Saurashtra player Cheteshwar Pujara during a practice session at Sri Ramakrishna College cricket grounds in Coimbatore on Thursday, ahead of the Ranji Trophy match against Tamil Nadu from Friday.
| Photo Credit: Periasamy M

Ranji Trophy has an old-world charm and a present-day purpose. It is a tournament with a 90-year history, is played in Test whites with a red cherry, at grounds quaint and modern, across the length and breadth of this gigantic country.

It also occupies a prime position in the supply chain that feeds Indian cricket, especially the longer format. The sheer number of runs a batter scores or the bucketload of wickets a bowler takes are impossible to ignore, as seen recently in the ascent of Mumbai’s Sarfaraz Khan, Madhya Pradesh’s Rajat Patidar and the Bengal pace duo of Mukesh Kumar and Akash Deep.

From Friday, hundreds of cricketers will take the field with these very hopes as this year’s edition begins with 38 teams split across the Elite and Plate divisions.
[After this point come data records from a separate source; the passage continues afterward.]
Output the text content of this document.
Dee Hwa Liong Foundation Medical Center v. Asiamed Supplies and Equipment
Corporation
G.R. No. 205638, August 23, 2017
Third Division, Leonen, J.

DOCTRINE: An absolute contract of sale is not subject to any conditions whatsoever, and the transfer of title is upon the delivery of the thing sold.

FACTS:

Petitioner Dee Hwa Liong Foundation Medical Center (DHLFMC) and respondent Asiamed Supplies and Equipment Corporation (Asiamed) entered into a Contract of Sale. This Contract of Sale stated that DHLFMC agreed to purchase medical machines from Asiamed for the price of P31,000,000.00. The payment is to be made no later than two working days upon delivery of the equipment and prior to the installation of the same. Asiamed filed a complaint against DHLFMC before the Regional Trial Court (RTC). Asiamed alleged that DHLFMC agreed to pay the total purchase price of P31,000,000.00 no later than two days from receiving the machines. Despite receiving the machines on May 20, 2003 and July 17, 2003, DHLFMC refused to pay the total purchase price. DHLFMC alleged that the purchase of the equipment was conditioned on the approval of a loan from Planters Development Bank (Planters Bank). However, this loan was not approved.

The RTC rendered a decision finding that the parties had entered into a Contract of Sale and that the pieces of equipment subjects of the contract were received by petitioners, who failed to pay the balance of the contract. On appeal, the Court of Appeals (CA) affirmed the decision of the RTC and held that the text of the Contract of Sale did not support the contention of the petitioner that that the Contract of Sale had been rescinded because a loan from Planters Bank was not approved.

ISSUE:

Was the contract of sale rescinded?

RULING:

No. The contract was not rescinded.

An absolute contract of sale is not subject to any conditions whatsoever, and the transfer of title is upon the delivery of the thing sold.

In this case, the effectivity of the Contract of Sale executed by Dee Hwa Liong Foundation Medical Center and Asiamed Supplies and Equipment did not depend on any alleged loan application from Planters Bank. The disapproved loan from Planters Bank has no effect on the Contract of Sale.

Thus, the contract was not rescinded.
Old warhorses like Ajinkya Rahane, Wriddhiman Saha and Cheteshwar Pujara, the red and white-ball straddlers like Ishan Kishan and Shreyas Iyer, and a battery of young and fledgling cricketers will be eager to show their worth.

But their first test will be to deal with the competition’s tweaked format this season. To ensure that matches, especially in northern and eastern India, aren’t disrupted by the winter fog, Ranji Trophy has been split into two phases, with the first five rounds running until November 16, and the last two rounds and the knockouts slated to begin from January 23, 2025.

Syed Mushtaq Ali Trophy (T20) and Vijay Hazare Trophy (50 overs) will be sandwiched in between, presenting a unique challenge of switching from red ball to white and back to red in a short time. Where players will get a respite, however, is in the spacing between games. Against the standard three-day gap in 2023-24, the break is set to progressively increase this time around.

Among the biggest beneficiaries will be the fast bowlers. With India set to tour Australia for a gruelling five-Test series beginning November 22, pacers are prized commodities. The form and fitness of the lanky Karnataka speedster Prasidh Krishna will be keenly observed while it remains to be seen if Mohammed Shami, who hasn’t played since the 2023 World Cup final against Australia because of an ankle injury, chooses a Ranji game for Bengal to mark his competitive return.

It is said that Ranji Trophy is more followed than watched. The fact that it runs parallel to the Indian national team’s home season means players will be forced to compete for attention. But importance and relevance are not something the tournament lacks. It is like a timeless piece of art that doesn’t need repeated explanations.